Three Dimensional Optimum Node Localization in Dynamic Wireless Sensor Networks

Abstract

Location information plays an important role in most of the applications in Wireless Sensor Network (WSN). Recently, many localization techniques have been proposed, while most of these deals with two Dimensional applications. Whereas, in Three Dimensional applications the task is complex and there are large variations in the altitude levels. In these 3D environments, the sensors are placed in mountains for tracking and deployed in air for monitoring pollution level. For such applications, 2D localization models are not reliable. Due to this, the design of 3D localization systems in WSNs faces new challenges. In this paper, in order to find unknown nodes in Three-Dimensional environment, only single anchor node is used.

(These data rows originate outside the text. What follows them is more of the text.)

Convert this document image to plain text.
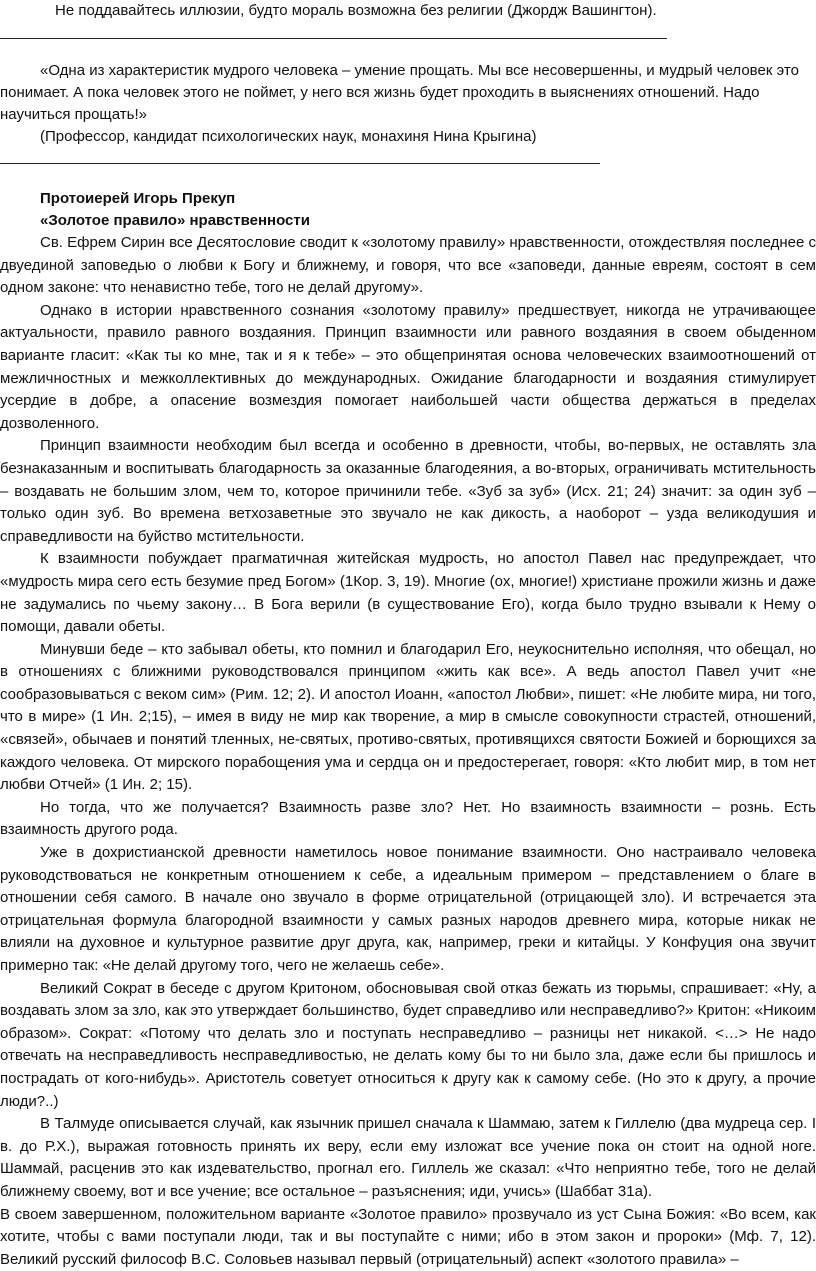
Не поддавайтесь иллюзии, будто мораль возможна без религии (Джордж Вашингтон).

«Одна из характеристик мудрого человека – умение прощать. Мы все несовершенны, и мудрый человек это понимает. А пока человек этого не поймет, у него вся жизнь будет проходить в выяснениях отношений. Надо научиться прощать!»

(Профессор, кандидат психологических наук, монахиня Нина Крыгина)

Протоиерей Игорь Прекуп

«Золотое правило» нравственности

Св. Ефрем Сирин все Десятословие сводит к «золотому правилу» нравственности, отождествляя последнее с двуединой заповедью о любви к Богу и ближнему, и говоря, что все «заповеди, данные евреям, состоят в сем одном законе: что ненавистно тебе, того не делай другому».

Однако в истории нравственного сознания «золотому правилу» предшествует, никогда не утрачивающее актуальности, правило равного воздаяния. Принцип взаимности или равного воздаяния в своем обыденном варианте гласит: «Как ты ко мне, так и я к тебе» – это общепринятая основа человеческих взаимоотношений от межличностных и межколлективных до международных. Ожидание благодарности и воздаяния стимулирует усердие в добре, а опасение возмездия помогает наибольшей части общества держаться в пределах дозволенного.

Принцип взаимности необходим был всегда и особенно в древности, чтобы, во-первых, не оставлять зла безнаказанным и воспитывать благодарность за оказанные благодеяния, а во-вторых, ограничивать мстительность – воздавать не большим злом, чем то, которое причинили тебе. «Зуб за зуб» (Исх. 21; 24) значит: за один зуб – только один зуб. Во времена ветхозаветные это звучало не как дикость, а наоборот – узда великодушия и справедливости на буйство мстительности.

К взаимности побуждает прагматичная житейская мудрость, но апостол Павел нас предупреждает, что «мудрость мира сего есть безумие пред Богом» (1Кор. 3, 19). Многие (ох, многие!) христиане прожили жизнь и даже не задумались по чьему закону… В Бога верили (в существование Его), когда было трудно взывали к Нему о помощи, давали обеты.

Минувши беде – кто забывал обеты, кто помнил и благодарил Его, неукоснительно исполняя, что обещал, но в отношениях с ближними руководствовался принципом «жить как все». А ведь апостол Павел учит «не сообразовываться с веком сим» (Рим. 12; 2). И апостол Иоанн, «апостол Любви», пишет: «Не любите мира, ни того, что в мире» (1 Ин. 2;15), – имея в виду не мир как творение, а мир в смысле совокупности страстей, отношений, «связей», обычаев и понятий тленных, не-святых, противо-святых, противящихся святости Божией и борющихся за каждого человека. От мирского порабощения ума и сердца он и предостерегает, говоря: «Кто любит мир, в том нет любви Отчей» (1 Ин. 2; 15).

Но тогда, что же получается? Взаимность разве зло? Нет. Но взаимность взаимности – рознь. Есть взаимность другого рода.

Уже в дохристианской древности наметилось новое понимание взаимности. Оно настраивало человека руководствоваться не конкретным отношением к себе, а идеальным примером – представлением о благе в отношении себя самого. В начале оно звучало в форме отрицательной (отрицающей зло). И встречается эта отрицательная формула благородной взаимности у самых разных народов древнего мира, которые никак не влияли на духовное и культурное развитие друг друга, как, например, греки и китайцы. У Конфуция она звучит примерно так: «Не делай другому того, чего не желаешь себе».

Великий Сократ в беседе с другом Критоном, обосновывая свой отказ бежать из тюрьмы, спрашивает: «Ну, а воздавать злом за зло, как это утверждает большинство, будет справедливо или несправедливо?» Критон: «Никоим образом». Сократ: «Потому что делать зло и поступать несправедливо – разницы нет никакой. <…> Не надо отвечать на несправедливость несправедливостью, не делать кому бы то ни было зла, даже если бы пришлось и пострадать от кого-нибудь». Аристотель советует относиться к другу как к самому себе. (Но это к другу, а прочие люди?..)

В Талмуде описывается случай, как язычник пришел сначала к Шаммаю, затем к Гиллелю (два мудреца сер. I в. до Р.Х.), выражая готовность принять их веру, если ему изложат все учение пока он стоит на одной ноге. Шаммай, расценив это как издевательство, прогнал его. Гиллель же сказал: «Что неприятно тебе, того не делай ближнему своему, вот и все учение; все остальное – разъяснения; иди, учись» (Шаббат 31а).

В своем завершенном, положительном варианте «Золотое правило» прозвучало из уст Сына Божия: «Во всем, как хотите, чтобы с вами поступали люди, так и вы поступайте с ними; ибо в этом закон и пророки» (Мф. 7, 12). Великий русский философ В.С. Соловьев называл первый (отрицательный) аспект «золотого правила» –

In the simulation-based environment, the nodes with unknown locations are moving at middle & lower layers whereas the top layer is equipped with single anchor node. A novel soft computing technique namely Adaptive Plant Propagation Algorithm (APPA) is introduced to obtain the optimized locations of these mobile nodes. These mobile target nodes are heterogeneous and deployed in an anisotropic environment having an Irregularity (Degree of Irregularity (DOI)) value set to 0.01. The simulation results present that proposed APPA algorithm outperforms as tested among other meta-heuristic optimization techniques in terms of localization error, computational time, and the located sensor nodes.